Women are "sold a story that they can do it all," said Leupp in a statement, but most workplaces aren’t designed for employees with child care responsibilities. The paper notes that both the workplace and home are “greedy institutions” that hold the notion that the “ideal worker” can completely devote him or herself to the job.
Leupp analyzed results from the U.S. Department of Labor’s 1,600 women study to look at the effect between women’s employment statuses and their attitudes toward working mothers.
According to a 2006 population survey, 80 percent of women with children over age 5 were employed. The women surveyed by the Department of Labor were 40 years of age, as they were less likely to "experience work-family conflict generated by infant care," married, and a mix of working and stay-at-home mothers.
The survey asked the women to rank how much they agreed with four statements:
a) A wife who carries out her full family responsibilities doesn’t have time for outside employment.
b) The employment of wives leads to more juvenile delinquency.
c) It is much better for everyone concerned if the man is the achiever outside the home and the woman takes care of home and family.
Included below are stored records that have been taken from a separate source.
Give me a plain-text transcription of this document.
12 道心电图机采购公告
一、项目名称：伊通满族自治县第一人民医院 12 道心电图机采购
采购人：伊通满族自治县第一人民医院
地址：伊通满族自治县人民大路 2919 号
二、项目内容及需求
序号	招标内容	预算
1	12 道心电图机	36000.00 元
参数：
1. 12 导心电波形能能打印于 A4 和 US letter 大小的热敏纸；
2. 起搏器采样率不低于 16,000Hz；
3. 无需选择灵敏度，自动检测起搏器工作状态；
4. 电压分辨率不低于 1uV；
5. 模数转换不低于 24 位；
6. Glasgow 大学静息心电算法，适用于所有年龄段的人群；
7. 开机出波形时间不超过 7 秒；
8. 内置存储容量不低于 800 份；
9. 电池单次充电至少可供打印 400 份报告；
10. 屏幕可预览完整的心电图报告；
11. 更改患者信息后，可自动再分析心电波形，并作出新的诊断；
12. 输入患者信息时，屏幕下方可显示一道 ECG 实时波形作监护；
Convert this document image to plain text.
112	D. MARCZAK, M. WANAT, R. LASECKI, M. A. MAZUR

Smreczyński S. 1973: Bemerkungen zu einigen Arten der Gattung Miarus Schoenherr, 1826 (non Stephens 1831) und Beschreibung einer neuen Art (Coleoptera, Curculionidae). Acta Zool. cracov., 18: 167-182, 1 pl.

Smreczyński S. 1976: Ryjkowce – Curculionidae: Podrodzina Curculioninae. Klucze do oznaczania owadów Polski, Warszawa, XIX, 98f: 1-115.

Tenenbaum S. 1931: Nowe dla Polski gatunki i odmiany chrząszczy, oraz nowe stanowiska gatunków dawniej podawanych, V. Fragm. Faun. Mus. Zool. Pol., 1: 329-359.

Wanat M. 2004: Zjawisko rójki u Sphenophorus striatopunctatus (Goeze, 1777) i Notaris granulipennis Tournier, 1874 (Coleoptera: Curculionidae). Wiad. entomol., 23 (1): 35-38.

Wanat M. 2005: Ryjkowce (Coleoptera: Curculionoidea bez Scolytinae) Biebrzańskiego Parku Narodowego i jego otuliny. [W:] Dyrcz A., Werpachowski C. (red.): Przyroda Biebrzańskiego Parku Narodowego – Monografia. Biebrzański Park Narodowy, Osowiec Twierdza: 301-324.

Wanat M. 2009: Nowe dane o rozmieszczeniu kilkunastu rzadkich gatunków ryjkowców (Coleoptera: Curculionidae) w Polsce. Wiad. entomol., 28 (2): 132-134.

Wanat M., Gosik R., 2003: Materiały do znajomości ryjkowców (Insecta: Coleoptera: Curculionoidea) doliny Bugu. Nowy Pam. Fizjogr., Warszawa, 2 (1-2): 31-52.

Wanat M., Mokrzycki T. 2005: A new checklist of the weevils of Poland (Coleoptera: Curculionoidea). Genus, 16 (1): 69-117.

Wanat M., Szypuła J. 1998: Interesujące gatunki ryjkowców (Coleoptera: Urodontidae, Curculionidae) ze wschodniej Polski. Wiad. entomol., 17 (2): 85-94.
d) Women are much happier if they stay at home and take care of their children.
The results showed that “ironically, women who hold little or no belief in women’s ability to ‘have it all’ may be better able to avoid depression,” according to the study.
According to the report, the results supported the conclusion that, overall, women in the labor force have better mental health.
“Employment is ultimately beneficial for women’s health, even when differences in marital satisfaction and working full or part time are ruled out,” said Leupp. “Stay-at-home moms have the hardest job in the world.”
However, the results also showed that women who had no faith in being able to "simultaneously meet employment and family care responsibilities" have the lowest risk for depression among all working moms.
“Employed women who expected that work-life balance was going to be hard are probably more likely to accept that they can’t do it all,” Leupp said. She suggested they were more likely to make trade-offs such as leaving work early to pick up kids and splitting responsibilities.
According to Leupp, the current study only looks at the relationship between women’s “gender attitudes and employment status,” which is limiting. The report notes that future studies will look at wellbeing in a broader scope, considering aspects like self-esteem, mastery, and physical health.